Filth – Winter Mind (C55, Out-of-Body Records)

Drone, harsh noise, Noise, power electronics, Review

Filth is a pulverizing power electronics artist, and as the first release on Out-of-Body Records, he has the honor of ushering in a new noise label. With Winter Mind, Filth offers up four tracks of rather unrelenting harsh electronics; the sound is coldly calculated, blurring some of the more generic tendencies of the PE genre with harsh noise interludes for a lengthy cassette.

Up first is “White Decay” and “Winter Mind”, and these two tracks tend to sprawl into each other without clear separation. For the purposes of the review, I’ll treat them as one, as there is no way for me to tell exactly where one begins and the other fades. Side A starts out with a maelstrom of PE sounds, the regular churns of feedback hits and throaty vocals that carry the track through the abrasions of noise. As the side moves on, Filth tends to chunk his noise, offering nodes of silence in between peals of feedback, tape manipulation, and most notably a couple of sections featuring drum machine rhythms saturated with static. The latter sections of “Winter Mind” tend to wane, as Filth lessens his hold on the harshness of earlier tones, but it’s quite an enjoyable side of tape.

On Side B are “Automatic Flesh” and “Saturated Blood”; the latter follows through with more feedback along with a thudding bassline to keep a rhythm going. Overtop is a layer of feedback, tape manipulations and squeaks, and of course the Filth vocals punctuating the dirty features of this noise. There’s a repetition of tone here, with that back bass keeping a fair amount of buzzing throughout while Filth experiments with the other elements of the soundscape. But I will say that this track is fairly par for power electronics, rather similar in its essence to Gnawed during its rhythmic reveries. When Filth cuts the noise out for delayed vocals, he leaves little gaps of unsettling tweaks that work better than the repetitive deliveries of the earlier parts of the track.

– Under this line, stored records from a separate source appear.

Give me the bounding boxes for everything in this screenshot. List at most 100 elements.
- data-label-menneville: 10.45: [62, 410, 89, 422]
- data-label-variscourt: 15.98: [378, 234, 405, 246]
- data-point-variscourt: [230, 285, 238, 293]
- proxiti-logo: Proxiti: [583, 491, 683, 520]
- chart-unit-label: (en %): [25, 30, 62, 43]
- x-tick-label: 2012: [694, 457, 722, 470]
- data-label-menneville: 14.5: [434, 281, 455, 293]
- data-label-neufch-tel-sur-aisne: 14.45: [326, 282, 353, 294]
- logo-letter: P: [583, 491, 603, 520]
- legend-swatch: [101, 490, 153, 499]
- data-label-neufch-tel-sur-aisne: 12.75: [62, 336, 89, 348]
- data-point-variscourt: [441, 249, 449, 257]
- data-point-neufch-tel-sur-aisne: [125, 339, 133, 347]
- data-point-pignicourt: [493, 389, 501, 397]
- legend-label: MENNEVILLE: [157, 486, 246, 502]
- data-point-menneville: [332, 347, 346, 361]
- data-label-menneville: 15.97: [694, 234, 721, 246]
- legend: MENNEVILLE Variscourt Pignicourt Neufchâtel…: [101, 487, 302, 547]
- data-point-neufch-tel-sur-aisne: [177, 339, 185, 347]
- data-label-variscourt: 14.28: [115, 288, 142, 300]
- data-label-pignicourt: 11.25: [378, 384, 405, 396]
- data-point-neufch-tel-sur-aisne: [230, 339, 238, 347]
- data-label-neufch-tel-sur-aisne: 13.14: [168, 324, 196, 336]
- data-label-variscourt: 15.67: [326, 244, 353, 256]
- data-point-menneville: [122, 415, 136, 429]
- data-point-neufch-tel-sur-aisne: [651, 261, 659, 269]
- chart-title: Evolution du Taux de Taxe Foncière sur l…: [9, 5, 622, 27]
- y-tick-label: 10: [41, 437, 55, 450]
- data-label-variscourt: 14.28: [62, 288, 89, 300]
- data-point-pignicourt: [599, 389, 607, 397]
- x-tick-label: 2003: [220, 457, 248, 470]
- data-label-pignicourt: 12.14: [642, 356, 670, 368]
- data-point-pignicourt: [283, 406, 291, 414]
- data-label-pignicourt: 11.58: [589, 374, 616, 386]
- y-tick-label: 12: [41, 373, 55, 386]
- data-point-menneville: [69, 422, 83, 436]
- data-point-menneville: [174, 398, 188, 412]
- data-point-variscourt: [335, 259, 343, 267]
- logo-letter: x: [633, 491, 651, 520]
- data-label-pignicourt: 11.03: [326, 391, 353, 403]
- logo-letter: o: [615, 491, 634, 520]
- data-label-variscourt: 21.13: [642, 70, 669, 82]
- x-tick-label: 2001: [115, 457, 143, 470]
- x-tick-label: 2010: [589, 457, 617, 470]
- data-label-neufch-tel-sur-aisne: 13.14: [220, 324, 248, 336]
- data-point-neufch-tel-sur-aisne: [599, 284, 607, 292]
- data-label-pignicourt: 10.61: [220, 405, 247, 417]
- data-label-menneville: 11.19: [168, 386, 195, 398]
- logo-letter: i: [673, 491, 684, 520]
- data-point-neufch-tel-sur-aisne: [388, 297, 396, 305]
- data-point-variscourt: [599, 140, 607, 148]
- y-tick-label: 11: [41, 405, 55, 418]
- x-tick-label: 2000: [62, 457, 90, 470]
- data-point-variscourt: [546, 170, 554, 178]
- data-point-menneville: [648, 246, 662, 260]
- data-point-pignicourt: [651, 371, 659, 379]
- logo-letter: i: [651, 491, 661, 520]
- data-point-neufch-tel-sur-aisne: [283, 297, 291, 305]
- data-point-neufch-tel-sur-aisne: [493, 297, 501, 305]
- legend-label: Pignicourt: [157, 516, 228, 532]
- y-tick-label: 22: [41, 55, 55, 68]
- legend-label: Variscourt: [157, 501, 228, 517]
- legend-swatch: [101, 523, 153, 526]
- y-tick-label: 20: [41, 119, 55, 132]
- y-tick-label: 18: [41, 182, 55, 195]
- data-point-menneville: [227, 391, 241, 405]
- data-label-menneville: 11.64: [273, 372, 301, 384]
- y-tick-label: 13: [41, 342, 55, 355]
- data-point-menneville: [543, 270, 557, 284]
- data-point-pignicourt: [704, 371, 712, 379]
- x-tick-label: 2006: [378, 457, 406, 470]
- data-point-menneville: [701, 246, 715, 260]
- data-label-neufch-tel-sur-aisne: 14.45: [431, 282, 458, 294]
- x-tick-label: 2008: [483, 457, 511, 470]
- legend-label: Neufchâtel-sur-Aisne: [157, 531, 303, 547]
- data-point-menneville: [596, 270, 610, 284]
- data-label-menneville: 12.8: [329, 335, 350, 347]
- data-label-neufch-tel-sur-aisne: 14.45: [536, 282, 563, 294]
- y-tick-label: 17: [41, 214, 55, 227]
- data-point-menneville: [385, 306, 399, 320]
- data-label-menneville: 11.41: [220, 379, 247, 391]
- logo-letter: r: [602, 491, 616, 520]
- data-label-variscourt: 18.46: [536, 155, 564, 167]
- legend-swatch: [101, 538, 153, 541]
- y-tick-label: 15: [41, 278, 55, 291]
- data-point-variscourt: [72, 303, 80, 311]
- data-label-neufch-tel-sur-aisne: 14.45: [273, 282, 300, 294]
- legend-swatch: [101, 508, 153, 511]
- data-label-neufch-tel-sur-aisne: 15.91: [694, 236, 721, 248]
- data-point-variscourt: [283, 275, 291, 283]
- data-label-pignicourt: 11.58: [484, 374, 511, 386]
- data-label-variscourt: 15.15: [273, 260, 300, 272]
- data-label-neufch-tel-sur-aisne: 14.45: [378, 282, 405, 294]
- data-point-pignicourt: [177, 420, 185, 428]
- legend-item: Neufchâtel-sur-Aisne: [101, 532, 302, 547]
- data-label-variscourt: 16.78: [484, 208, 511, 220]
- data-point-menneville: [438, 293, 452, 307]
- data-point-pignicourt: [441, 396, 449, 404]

Again, the respite between “Automatic Flesh” and “Saturated Blood” is minimal, and so I will refer to them in the course of what makes sense to me as their separation. Filth combines some of the same techniques throughout, and here we are treated to held synth bass lines, tape manipulation that sounds very much like what Wolf Eyes do best, and the slow whirs of modulated tapes. We get the rhythmics of the drum machine which I enjoyed so much from the beginning. There’s a sense that “Saturated Blood” is a combination of the things we’ve been hearing from Filth, especially with the rise of a large wall of static combined with a searing mid-pitched tone carrying vocals.

There’s something about Winter Mind that makes it drag on too long, though. It’s the fact that Filth seems to stretch out his tracks with lots of, shall we say, filler; they’re repetitive drags that aren’t hypnotic enough to capture the attention, and yet still long enough to warrant a questioning from the listener. But those areas are between strong moments of cathartic power, filled with a nuanced variety of dominating noise sounds. It’s certainly worth a listen, but it’s not an exercise in brevity – those with short attention spans might be thrown off by the lingering of repetitive structures.